Strain-tunable interlayer magnetic coupling in van der Waals ferromagnet Fe₃GaTe₂ nanoflakes

Interlayer magnetic coupling plays vital roles in physical properties of van der Waals (vdW) magnets and in engineering functionally optimized spintronics. So far, however, few avenues are available to control the magnetic coupling at interfaces. Here, we report that the interlayer ferromagnetic (FM)-antiferromagnetic (AFM) coupling in Fe₃GaTe₂, an above-room-temperature vdW ferromagnet, can be largely enhanced by in-plane tensile strain implemented by a flexible substrate, leading to a large zero-field cooling (ZFC) exchange bias (EB) with a maximal EB field H_EB up to 1.7 kOe at 50 K. A positive correlation between EB field H_EB and coercivity H_C is further revealed in strained Fe₃GaTe₂ nanoflakes.

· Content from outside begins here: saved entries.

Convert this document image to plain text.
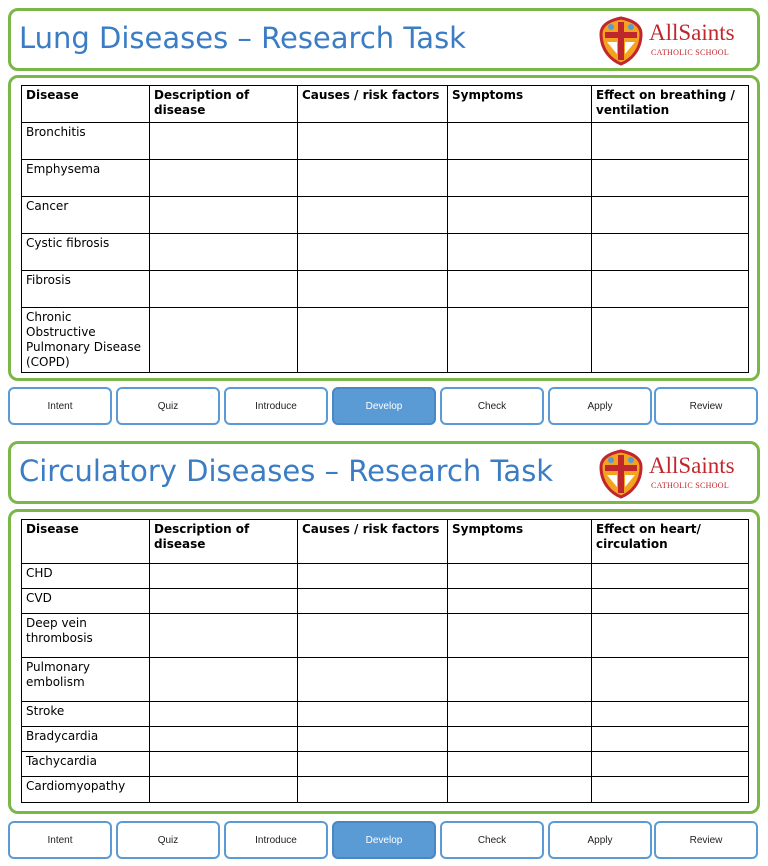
Lung Diseases – Research Task	AllSaints
CATHOLIC SCHOOL
Disease	Description of disease	Causes / risk factors	Symptoms	Effect on breathing / ventilation
Bronchitis				
Emphysema				
Cancer				
Cystic fibrosis				
Fibrosis				
Chronic Obstructive Pulmonary Disease (COPD)				
Intent	Quiz	Introduce	Develop	Check	Apply	Review
Circulatory Diseases – Research Task	AllSaints
CATHOLIC SCHOOL
Disease	Description of disease	Causes / risk factors	Symptoms	Effect on heart/ circulation
CHD				
CVD				
Deep vein thrombosis				
Pulmonary embolism				
Stroke				
Bradycardia				
Tachycardia				
Cardiomyopathy				
Intent	Quiz	Introduce	Develop	Check	Apply	Review
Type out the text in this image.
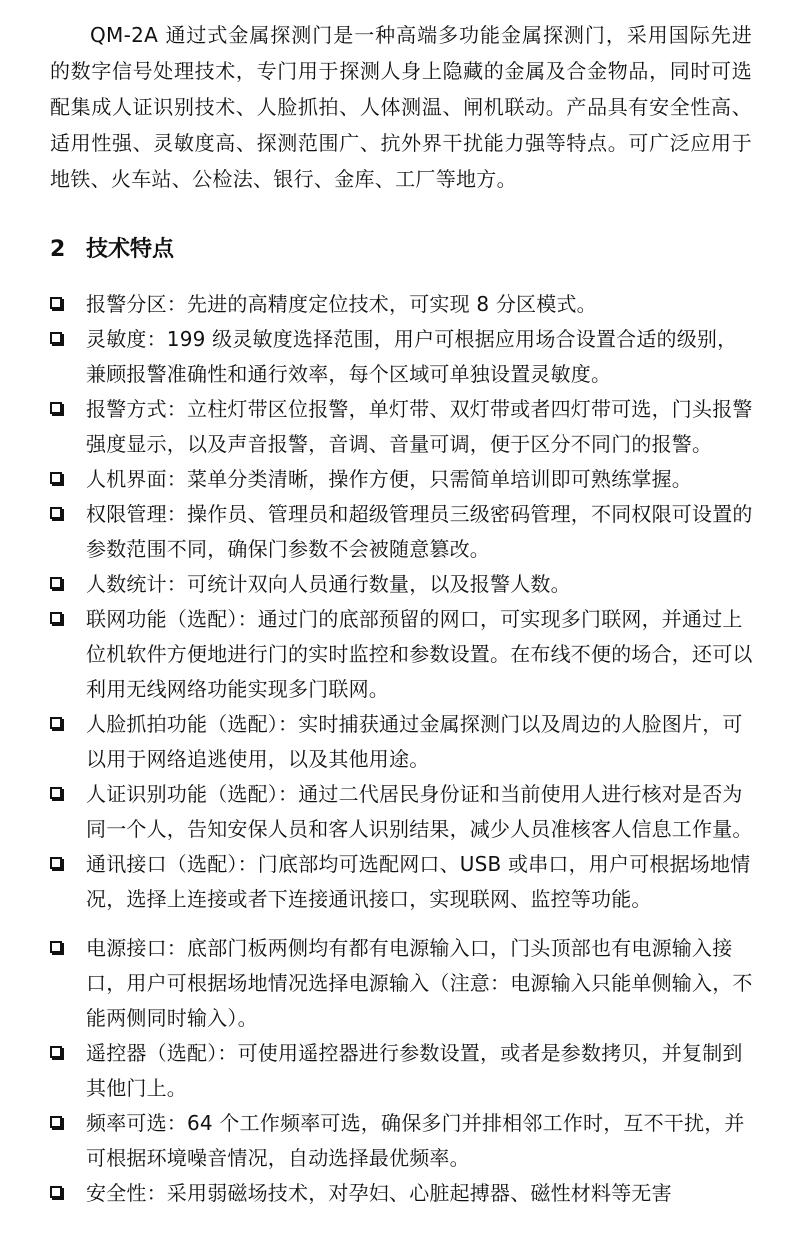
QM-2A 通过式金属探测门是一种高端多功能金属探测门，采用国际先进的数字信号处理技术，专门用于探测人身上隐藏的金属及合金物品，同时可选配集成人证识别技术、人脸抓拍、人体测温、闸机联动。产品具有安全性高、适用性强、灵敏度高、探测范围广、抗外界干扰能力强等特点。可广泛应用于地铁、火车站、公检法、银行、金库、工厂等地方。

2 技术特点
报警分区：先进的高精度定位技术，可实现 8 分区模式。
灵敏度：199 级灵敏度选择范围，用户可根据应用场合设置合适的级别，兼顾报警准确性和通行效率，每个区域可单独设置灵敏度。
报警方式：立柱灯带区位报警，单灯带、双灯带或者四灯带可选，门头报警强度显示，以及声音报警，音调、音量可调，便于区分不同门的报警。
人机界面：菜单分类清晰，操作方便，只需简单培训即可熟练掌握。
权限管理：操作员、管理员和超级管理员三级密码管理，不同权限可设置的参数范围不同，确保门参数不会被随意篡改。
人数统计：可统计双向人员通行数量，以及报警人数。
联网功能（选配）：通过门的底部预留的网口，可实现多门联网，并通过上位机软件方便地进行门的实时监控和参数设置。在布线不便的场合，还可以利用无线网络功能实现多门联网。
人脸抓拍功能（选配）：实时捕获通过金属探测门以及周边的人脸图片，可以用于网络追逃使用，以及其他用途。
人证识别功能（选配）：通过二代居民身份证和当前使用人进行核对是否为同一个人，告知安保人员和客人识别结果，减少人员准核客人信息工作量。
通讯接口（选配）：门底部均可选配网口、USB 或串口，用户可根据场地情况，选择上连接或者下连接通讯接口，实现联网、监控等功能。
电源接口：底部门板两侧均有都有电源输入口，门头顶部也有电源输入接口，用户可根据场地情况选择电源输入（注意：电源输入只能单侧输入，不能两侧同时输入）。
遥控器（选配）：可使用遥控器进行参数设置，或者是参数拷贝，并复制到其他门上。
频率可选：64 个工作频率可选，确保多门并排相邻工作时，互不干扰，并可根据环境噪音情况，自动选择最优频率。
安全性：采用弱磁场技术，对孕妇、心脏起搏器、磁性材料等无害
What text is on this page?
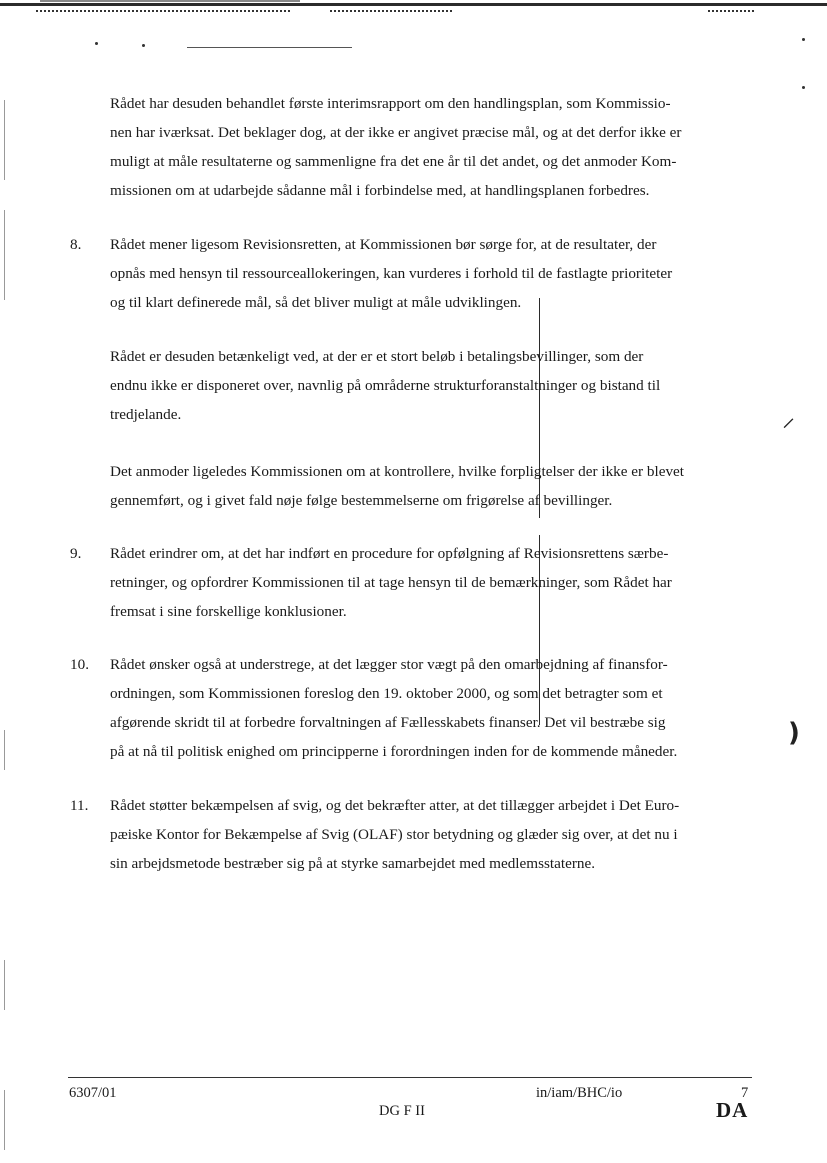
Rådet har desuden behandlet første interimsrapport om den handlingsplan, som Kommissio-
nen har iværksat. Det beklager dog, at der ikke er angivet præcise mål, og at det derfor ikke er
muligt at måle resultaterne og sammenligne fra det ene år til det andet, og det anmoder Kom-
missionen om at udarbejde sådanne mål i forbindelse med, at handlingsplanen forbedres.
8. Rådet mener ligesom Revisionsretten, at Kommissionen bør sørge for, at de resultater, der
opnås med hensyn til ressourceallokeringen, kan vurderes i forhold til de fastlagte prioriteter
og til klart definerede mål, så det bliver muligt at måle udviklingen.
Rådet er desuden betænkeligt ved, at der er et stort beløb i betalingsbevillinger, som der
endnu ikke er disponeret over, navnlig på områderne strukturforanstaltninger og bistand til
tredjelande.
Det anmoder ligeledes Kommissionen om at kontrollere, hvilke forpligtelser der ikke er blevet
gennemført, og i givet fald nøje følge bestemmelserne om frigørelse af bevillinger.
9. Rådet erindrer om, at det har indført en procedure for opfølgning af Revisionsrettens særbe-
retninger, og opfordrer Kommissionen til at tage hensyn til de bemærkninger, som Rådet har
fremsat i sine forskellige konklusioner.
10. Rådet ønsker også at understrege, at det lægger stor vægt på den omarbejdning af finansfor-
ordningen, som Kommissionen foreslog den 19. oktober 2000, og som det betragter som et
afgørende skridt til at forbedre forvaltningen af Fællesskabets finanser. Det vil bestræbe sig
på at nå til politisk enighed om principperne i forordningen inden for de kommende måneder.
11. Rådet støtter bekæmpelsen af svig, og det bekræfter atter, at det tillægger arbejdet i Det Euro-
pæiske Kontor for Bekæmpelse af Svig (OLAF) stor betydning og glæder sig over, at det nu i
sin arbejdsmetode bestræber sig på at styrke samarbejdet med medlemsstaterne.
⸝
)
6307/01	in/iam/BHC/io	7
DG F II	DA
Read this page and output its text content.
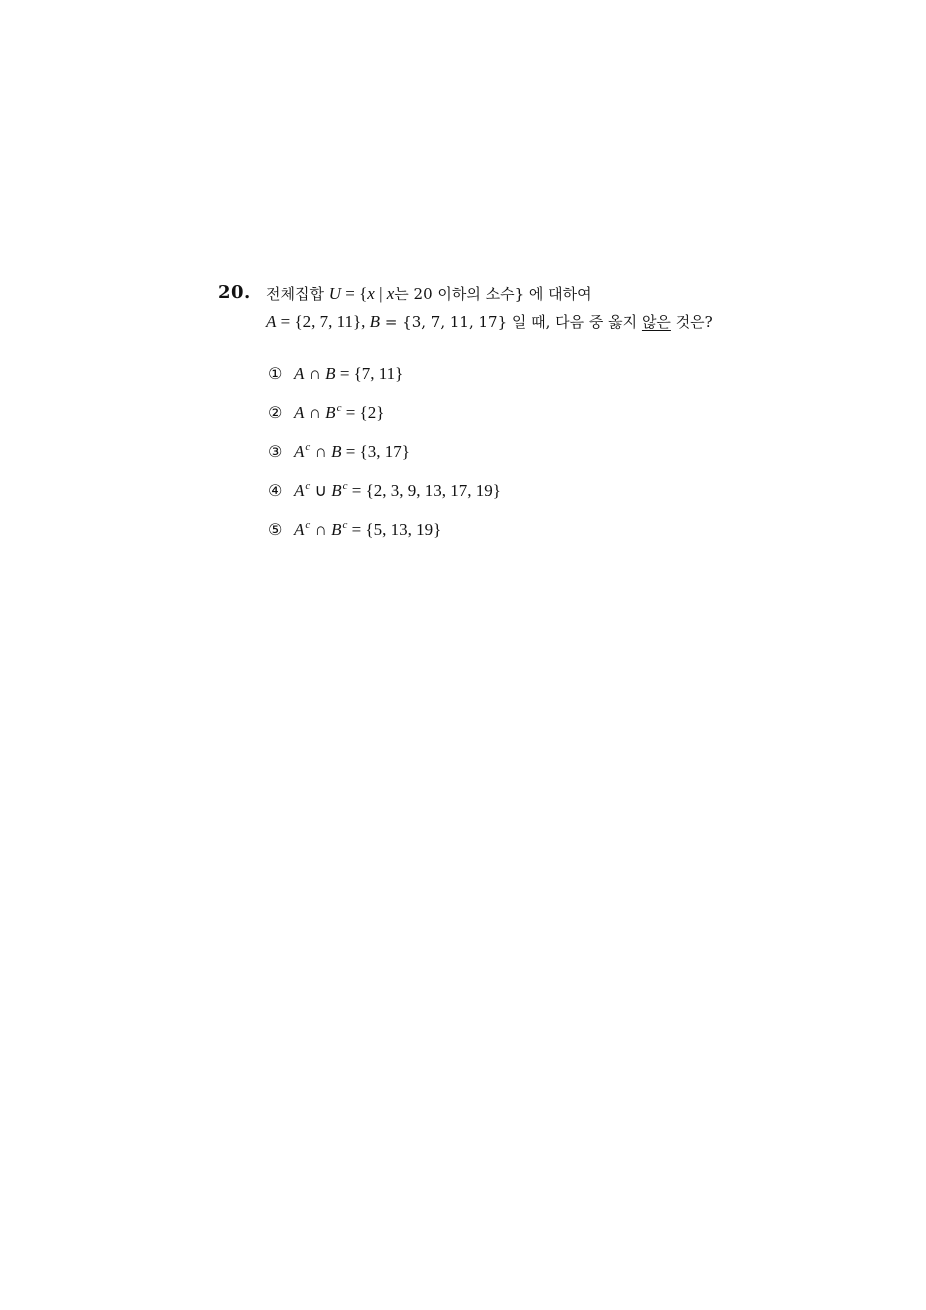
20. 전체집합 U = {x | x는 20 이하의 소수} 에 대하여
A = {2, 7, 11}, B = {3, 7, 11, 17} 일 때, 다음 중 옳지 않은 것은?
① A ∩ B = {7, 11}
② A ∩ $B^c = \{2\}$
③ $A^c$ ∩ B = {3, 17}
④ $A^c$ ∪ $B^c = \{2$, 3, 9, 13, 17, 19}
⑤ $A^c$ ∩ $B^c = \{5$, 13, 19}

Theoretical analysis combining micromagnetic simulation and density functional theory (DFT) reveals that strain enhances interlayer exchange coupling, giving rise to EB effects. A nonmonotonic evolution of coercivity with respect to the tensile strain along a general crystallographic direction within the ab-plane is further demonstrated by DFT calculations, aligning qualitatively with experimental findings. Our work provides an alternative knob to tune interlayer coupling in vdW materials, allowing for the tailoring of magnetism and other correlated states at interfaces.